Maxim Maresh, the Steel Prince, eventually the King of Arnes, was an integral, but secondary character in Shades of Magic. Schwab felt exploring him in the novels would take space needed to develop other members of her cast, so with his story played out, a graphic novel is the ideal venue to explore his past. It opens with him exiled to the dangerous coastal city of Verose by his father King Nokil. An ability to manipulate steel and his fighting skills will determine his survival.
As if the regular dangers of a near lawless town aren’t enough to contend with, Maxim’s arrival coincides with pirate queen Arisa Rasora docking at the port. She’s mastered illegal Bone Magic and has already seen off one attempt by the King’s soldiers to deal with her. It’s the challenge Maxim needs to cement his reputation and redeem himself in the eyes of the King.
It’s a strange phenomenon that acclaimed successes from other forms of writing frequently have difficulty adapting to comics, but that’s not the case for Schwab, who’s confident and concise. However, her story isn’t one with great appeal unless you’re already wrapped up in her fantasies. It depends too much on a desire to know more about the Steel Prince, but offers only standard fantasy for anyone else. A form of tournament that ought to be thrilling is rushed and perfunctory to reach the final we all know will result, so why bother with it at all? Something more imaginative would have been better. A couple of other events intended as surprises aren’t going to fool anyone either.

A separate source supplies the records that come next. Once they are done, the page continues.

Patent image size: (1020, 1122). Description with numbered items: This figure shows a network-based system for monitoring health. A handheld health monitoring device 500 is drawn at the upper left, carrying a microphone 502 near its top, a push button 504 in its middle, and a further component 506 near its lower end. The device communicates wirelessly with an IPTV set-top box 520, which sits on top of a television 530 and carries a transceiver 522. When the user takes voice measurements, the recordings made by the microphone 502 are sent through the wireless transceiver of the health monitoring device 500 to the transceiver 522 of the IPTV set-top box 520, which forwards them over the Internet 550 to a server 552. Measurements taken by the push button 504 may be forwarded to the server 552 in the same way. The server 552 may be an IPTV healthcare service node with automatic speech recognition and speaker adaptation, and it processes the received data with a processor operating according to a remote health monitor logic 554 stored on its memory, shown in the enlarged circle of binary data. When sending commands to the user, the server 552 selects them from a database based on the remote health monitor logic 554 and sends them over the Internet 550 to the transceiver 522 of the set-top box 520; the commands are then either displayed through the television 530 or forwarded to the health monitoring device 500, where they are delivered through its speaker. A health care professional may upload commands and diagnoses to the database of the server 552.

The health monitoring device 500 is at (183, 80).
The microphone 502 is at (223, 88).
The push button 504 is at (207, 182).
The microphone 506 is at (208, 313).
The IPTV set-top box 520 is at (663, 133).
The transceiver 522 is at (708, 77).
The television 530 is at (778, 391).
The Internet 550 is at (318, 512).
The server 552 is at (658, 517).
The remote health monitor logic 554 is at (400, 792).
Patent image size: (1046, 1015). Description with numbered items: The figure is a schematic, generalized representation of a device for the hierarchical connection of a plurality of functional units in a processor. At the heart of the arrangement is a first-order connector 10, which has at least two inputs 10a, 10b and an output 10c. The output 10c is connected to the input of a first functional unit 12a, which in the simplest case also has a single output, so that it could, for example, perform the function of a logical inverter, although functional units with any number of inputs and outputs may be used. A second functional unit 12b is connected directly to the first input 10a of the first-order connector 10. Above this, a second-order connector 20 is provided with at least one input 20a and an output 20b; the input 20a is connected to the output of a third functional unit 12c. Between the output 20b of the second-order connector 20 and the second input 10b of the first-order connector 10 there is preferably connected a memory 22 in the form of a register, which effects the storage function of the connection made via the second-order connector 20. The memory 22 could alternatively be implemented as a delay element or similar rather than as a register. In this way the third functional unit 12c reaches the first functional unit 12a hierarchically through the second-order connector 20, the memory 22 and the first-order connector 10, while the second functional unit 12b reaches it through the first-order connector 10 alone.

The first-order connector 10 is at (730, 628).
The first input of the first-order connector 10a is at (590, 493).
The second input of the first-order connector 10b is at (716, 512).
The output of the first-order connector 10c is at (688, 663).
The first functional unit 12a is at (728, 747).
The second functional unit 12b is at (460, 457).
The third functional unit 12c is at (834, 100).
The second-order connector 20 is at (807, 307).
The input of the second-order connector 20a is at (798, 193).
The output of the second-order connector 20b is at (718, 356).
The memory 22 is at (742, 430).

A lack of originality and predictable events aren’t helped by Andrea Olimpieri’s art, which is functional in a generic European style without ever supplying something that stands out. He’s best with the effects of magic, designed visually as sigils, swirls of colour and a nice skeletal manifestation when Arisa’s around. Colourist Enrica Eren Angioli plays an integral role in bringing these to life.
There is one big surprise at the end, entering spoiler territory, but worth mentioning anyway. The most successful element of The Steel Prince is the well progressed friendship and rivalry between Maxim and a female solider named Isra, who has unfortunate relations. At the end Schwab dispenses with fictional tradition, and it’s Isra who saves the day, not Schwab’s title character. In fact, one interpretation of the story is that it’s really Isra’s and Maxim is required as a glamorous distraction to enable that. It’s a clever defying of expectation, but not enough to render The Steel Prince as anything more than average fantasy. Night of the Knives follows.